Presidential Anti-Pharma Rhetoric…

Tuesday, October 30th, 2007

So once again I’m in the weird position of having to defend something I’m actually against. 

The latest is from John Edwards, et al. Here’s the headline: Edwards unveils plan to control drug advertising.  Read that sentence, and decide what you think the intent of the plan is.  Is he talking about controlling the colors of the ads?

Most likely, you think it’s the effect the ads have on drug prices.  “The excessive costs of prescription drugs are straining family budgets and contributing to runaway health care costs…”

Let’s temporarily grant that that this statement is true.  What is the link between advertising and prescription drug costs?  Is he saying that spending on ads increases the price of drugs?  That would be wrong, and I have to believe he knows it.

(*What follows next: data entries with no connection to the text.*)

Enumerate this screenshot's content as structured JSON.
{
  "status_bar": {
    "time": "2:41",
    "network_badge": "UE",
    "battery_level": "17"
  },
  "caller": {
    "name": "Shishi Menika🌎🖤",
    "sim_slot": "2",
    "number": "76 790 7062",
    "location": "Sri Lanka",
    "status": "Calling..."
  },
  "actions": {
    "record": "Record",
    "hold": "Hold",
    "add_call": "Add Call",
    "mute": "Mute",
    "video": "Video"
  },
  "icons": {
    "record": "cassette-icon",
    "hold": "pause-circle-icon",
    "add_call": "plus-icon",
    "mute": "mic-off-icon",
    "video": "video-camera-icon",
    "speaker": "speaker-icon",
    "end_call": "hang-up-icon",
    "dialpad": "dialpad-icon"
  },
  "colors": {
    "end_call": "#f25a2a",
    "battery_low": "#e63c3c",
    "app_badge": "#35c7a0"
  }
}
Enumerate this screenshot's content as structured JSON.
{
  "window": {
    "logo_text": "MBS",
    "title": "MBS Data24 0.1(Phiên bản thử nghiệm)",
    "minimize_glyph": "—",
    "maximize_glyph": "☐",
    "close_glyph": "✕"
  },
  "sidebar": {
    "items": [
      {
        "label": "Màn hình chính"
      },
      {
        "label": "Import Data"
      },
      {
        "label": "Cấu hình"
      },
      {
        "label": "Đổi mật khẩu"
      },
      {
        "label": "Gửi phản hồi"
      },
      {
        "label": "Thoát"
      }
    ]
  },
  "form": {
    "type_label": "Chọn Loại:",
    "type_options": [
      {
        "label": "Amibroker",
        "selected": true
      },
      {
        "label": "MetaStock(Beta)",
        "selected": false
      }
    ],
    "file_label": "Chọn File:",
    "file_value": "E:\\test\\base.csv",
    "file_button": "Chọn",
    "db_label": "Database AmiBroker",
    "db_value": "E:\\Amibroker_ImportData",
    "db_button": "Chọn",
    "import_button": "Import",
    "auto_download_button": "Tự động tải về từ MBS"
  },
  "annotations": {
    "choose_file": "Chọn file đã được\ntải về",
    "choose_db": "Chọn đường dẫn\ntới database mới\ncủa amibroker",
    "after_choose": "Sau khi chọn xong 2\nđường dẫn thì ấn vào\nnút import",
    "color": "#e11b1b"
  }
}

First, Pharma spends about $4b on DTC ads.  It has yearly sales of about $200b, so even if every penny spent on ads was instead used to lower the price of the drugs, no one would actually notice.  Additionally, prices of branded drugs rise about 6%/year, regardless of how much they spend on ads.

Second, we should probably define “drug prices.”  If I roll into a pharmacy with a prescription and choose to pay cash, how much will it be?  The answer, as it turns out, depends on the pharmacy.  These are retail prices, that pharmacies charge no-insurance cash payers; on average, 15% more than insurance rates. But let’s be honest here: cash payers can’t afford a lot of these medications at any price.  If you’re one of the unfortunate working poor who don’t have a prescription plan, you can’t afford the medication at full price, 20% off, even 50% off. The price is irrelevant; what matters is whether you have a prescription plan, or a doctor who can provide samples forever.

So for everyone else, “prices” really means prices to insurance companies, or Medicaid/Medicare, all who  negotiate a price that has almost nothing to do with the actual patient demand for a drug.  A  price which is considerably lower than retail.  Medicaid apparently gets a 20% discount, the VA 40%. (1) 

So DTC advertising doesn’t affect the price because the consumer isn’t paying it.  The price was set in negotiation.  Certainly the price Pharma asks from wholesalers and insurers takes into account their costs, including advertising; and more ads (hopefully) means more scripts which means higher profits. But increases in advertising don’t translate directly to higher prices, they reduce the profits.  Higher prices are the result of  negotiations between parties that are immune to the effects of advertising.  That’s the problem.  

Third: perhaps what we really mean is that DTC ads raise the overall Medicaid/Medicare expenditures because more scripts are being written that would otherwise not have been written without the DTC ads.  Well, if this is what we’re saying, we should just say this; let’s not use factually inaccurate soundbites that play to the hearts of superficial idiots. 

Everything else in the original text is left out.